If Congress decides to add new health care services to original Medicare, it must be done without harming the 27 million Americans who have Medicare Advantage, AHIP, an advocacy group for providers of health care coverage, services and solutions, said in a statement this week.
AHIP funded an analysis by Wakely Consulting Group of the effect of mandating specified coverage for dental, hearing and vision services by all Medicare Advantage organizations.
Wakely found that if Congress adds these benefits to original Medicare without adjusting the Medicare Advantage benchmark, an MA plan would have an average of 48% to 73% fewer rebate dollars available to fund benefits like transportation, meals, in-home services and over-the-counter medicines, that 41% of Medicare-eligible Americans have come to rely on.
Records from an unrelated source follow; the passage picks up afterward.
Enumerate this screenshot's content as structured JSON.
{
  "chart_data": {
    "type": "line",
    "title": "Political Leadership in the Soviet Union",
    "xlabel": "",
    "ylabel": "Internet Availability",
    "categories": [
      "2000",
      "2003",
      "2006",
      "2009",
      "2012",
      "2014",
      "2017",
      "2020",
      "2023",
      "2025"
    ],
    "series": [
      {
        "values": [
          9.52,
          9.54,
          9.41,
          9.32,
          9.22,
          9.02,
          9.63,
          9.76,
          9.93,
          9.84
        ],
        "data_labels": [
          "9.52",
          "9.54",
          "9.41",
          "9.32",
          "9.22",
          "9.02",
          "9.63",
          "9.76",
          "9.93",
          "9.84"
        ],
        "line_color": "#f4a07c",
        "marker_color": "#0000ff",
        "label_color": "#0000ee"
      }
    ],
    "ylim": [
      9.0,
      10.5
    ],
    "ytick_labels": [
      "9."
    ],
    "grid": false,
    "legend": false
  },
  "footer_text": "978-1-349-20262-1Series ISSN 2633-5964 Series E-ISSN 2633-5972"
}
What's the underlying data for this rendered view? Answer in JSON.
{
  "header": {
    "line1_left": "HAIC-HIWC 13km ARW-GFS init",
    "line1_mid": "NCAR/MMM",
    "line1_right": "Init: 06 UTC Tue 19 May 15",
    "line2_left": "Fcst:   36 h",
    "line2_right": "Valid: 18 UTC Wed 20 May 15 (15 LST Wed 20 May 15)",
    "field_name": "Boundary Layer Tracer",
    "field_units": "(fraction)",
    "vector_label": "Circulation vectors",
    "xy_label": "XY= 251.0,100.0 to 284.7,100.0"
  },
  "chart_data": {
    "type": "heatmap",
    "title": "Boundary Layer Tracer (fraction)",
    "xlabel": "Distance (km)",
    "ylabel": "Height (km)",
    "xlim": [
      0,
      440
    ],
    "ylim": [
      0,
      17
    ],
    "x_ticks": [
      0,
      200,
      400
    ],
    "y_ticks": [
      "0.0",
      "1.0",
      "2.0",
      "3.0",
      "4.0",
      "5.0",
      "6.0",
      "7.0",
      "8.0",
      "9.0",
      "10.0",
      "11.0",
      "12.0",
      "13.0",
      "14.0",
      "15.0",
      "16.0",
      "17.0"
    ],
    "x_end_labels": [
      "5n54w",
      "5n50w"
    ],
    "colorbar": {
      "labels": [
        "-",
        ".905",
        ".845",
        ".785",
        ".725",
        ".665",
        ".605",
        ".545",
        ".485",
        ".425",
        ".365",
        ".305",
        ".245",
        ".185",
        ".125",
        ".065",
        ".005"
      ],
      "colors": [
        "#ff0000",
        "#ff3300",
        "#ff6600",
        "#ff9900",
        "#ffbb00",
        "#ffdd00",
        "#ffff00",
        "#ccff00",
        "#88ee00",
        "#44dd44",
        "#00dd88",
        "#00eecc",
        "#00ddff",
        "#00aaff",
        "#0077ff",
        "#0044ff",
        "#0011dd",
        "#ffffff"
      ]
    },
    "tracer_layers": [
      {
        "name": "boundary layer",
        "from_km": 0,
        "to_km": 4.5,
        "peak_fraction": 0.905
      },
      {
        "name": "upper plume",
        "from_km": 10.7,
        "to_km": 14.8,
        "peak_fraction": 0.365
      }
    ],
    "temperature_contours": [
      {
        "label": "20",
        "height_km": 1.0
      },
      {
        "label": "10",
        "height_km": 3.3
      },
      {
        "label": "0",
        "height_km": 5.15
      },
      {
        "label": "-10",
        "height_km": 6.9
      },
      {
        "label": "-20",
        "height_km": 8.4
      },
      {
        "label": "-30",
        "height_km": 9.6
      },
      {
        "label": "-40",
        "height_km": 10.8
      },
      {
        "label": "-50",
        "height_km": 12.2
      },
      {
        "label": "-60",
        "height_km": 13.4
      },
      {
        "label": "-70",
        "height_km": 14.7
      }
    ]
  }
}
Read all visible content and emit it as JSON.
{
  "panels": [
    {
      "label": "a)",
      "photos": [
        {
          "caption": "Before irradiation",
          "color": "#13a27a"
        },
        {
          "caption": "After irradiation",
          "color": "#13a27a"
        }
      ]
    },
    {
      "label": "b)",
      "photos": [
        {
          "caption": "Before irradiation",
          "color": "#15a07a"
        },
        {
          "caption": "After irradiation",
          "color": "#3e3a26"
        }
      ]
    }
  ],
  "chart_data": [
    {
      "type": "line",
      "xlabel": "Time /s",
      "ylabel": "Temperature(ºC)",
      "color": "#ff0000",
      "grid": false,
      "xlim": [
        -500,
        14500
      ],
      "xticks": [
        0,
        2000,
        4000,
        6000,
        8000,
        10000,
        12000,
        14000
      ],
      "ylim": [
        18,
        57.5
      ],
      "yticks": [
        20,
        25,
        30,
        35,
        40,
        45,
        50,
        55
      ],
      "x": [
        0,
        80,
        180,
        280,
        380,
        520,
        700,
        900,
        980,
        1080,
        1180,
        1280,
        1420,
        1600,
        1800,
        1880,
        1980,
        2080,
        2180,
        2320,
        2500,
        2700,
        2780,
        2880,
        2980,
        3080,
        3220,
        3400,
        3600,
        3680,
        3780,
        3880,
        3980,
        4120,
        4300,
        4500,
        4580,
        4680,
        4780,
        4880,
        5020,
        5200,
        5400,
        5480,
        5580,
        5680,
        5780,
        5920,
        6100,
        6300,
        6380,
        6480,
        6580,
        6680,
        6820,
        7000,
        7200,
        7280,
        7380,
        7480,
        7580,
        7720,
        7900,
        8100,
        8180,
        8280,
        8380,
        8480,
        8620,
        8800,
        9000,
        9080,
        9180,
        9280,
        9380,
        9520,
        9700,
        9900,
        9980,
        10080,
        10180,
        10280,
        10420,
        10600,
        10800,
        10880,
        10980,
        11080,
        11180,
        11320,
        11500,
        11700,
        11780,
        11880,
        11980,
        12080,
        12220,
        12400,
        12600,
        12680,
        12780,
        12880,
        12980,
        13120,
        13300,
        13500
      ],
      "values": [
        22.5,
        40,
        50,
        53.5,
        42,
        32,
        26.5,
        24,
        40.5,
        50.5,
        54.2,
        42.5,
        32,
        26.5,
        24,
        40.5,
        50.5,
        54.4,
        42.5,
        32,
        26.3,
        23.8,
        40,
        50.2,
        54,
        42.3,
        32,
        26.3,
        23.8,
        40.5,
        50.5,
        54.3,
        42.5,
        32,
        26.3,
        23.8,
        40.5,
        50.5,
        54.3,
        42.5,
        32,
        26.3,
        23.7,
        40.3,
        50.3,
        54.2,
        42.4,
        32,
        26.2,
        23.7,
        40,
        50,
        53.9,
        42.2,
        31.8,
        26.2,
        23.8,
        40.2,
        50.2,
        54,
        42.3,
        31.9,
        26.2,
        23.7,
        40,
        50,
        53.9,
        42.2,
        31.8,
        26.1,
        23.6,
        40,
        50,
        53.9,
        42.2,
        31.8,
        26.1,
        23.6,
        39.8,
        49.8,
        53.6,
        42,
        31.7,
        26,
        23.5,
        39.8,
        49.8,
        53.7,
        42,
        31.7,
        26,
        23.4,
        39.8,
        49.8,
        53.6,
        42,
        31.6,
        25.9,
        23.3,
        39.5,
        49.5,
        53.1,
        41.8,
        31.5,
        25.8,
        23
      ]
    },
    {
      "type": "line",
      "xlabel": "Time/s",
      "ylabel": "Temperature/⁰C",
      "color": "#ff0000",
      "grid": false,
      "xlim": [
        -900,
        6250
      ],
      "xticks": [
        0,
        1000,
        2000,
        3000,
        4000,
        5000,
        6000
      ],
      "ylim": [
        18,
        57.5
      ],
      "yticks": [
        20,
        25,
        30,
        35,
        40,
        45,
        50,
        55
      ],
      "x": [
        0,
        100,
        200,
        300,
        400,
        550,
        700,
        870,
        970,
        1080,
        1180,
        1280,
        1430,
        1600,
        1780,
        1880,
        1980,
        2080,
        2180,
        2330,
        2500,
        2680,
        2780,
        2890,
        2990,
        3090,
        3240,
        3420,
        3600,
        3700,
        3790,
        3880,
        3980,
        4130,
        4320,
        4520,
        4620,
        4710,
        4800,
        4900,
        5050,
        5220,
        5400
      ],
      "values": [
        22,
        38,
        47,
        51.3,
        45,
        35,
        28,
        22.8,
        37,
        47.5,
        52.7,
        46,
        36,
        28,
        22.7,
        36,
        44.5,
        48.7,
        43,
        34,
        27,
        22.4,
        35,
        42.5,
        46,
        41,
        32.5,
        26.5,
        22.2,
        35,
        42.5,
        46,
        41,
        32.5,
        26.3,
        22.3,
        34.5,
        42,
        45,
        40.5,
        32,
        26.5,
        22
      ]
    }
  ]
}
That amounts to between $970 and $1,056 a year, according to the advocacy group.
The MA benchmark is a base rate against which a health insurance provider submits an MA plan bid to the Centers for Medicare & Medicaid Services, proposing the coverage and benefits for, and payments to, the plan for the benefit year. The benchmark is based on what the equivalent costs would be for the Medicare program if the person were enrolled in traditional, or fee-for-service, Medicare.
"Asking 27 million Americans to pay for new dental, vision, and hearing benefits in lieu of services they affirmatively chose and have come to rely on is unnecessary and unfair," AHIP's president and CEO, Matt Eyles, said in the statement.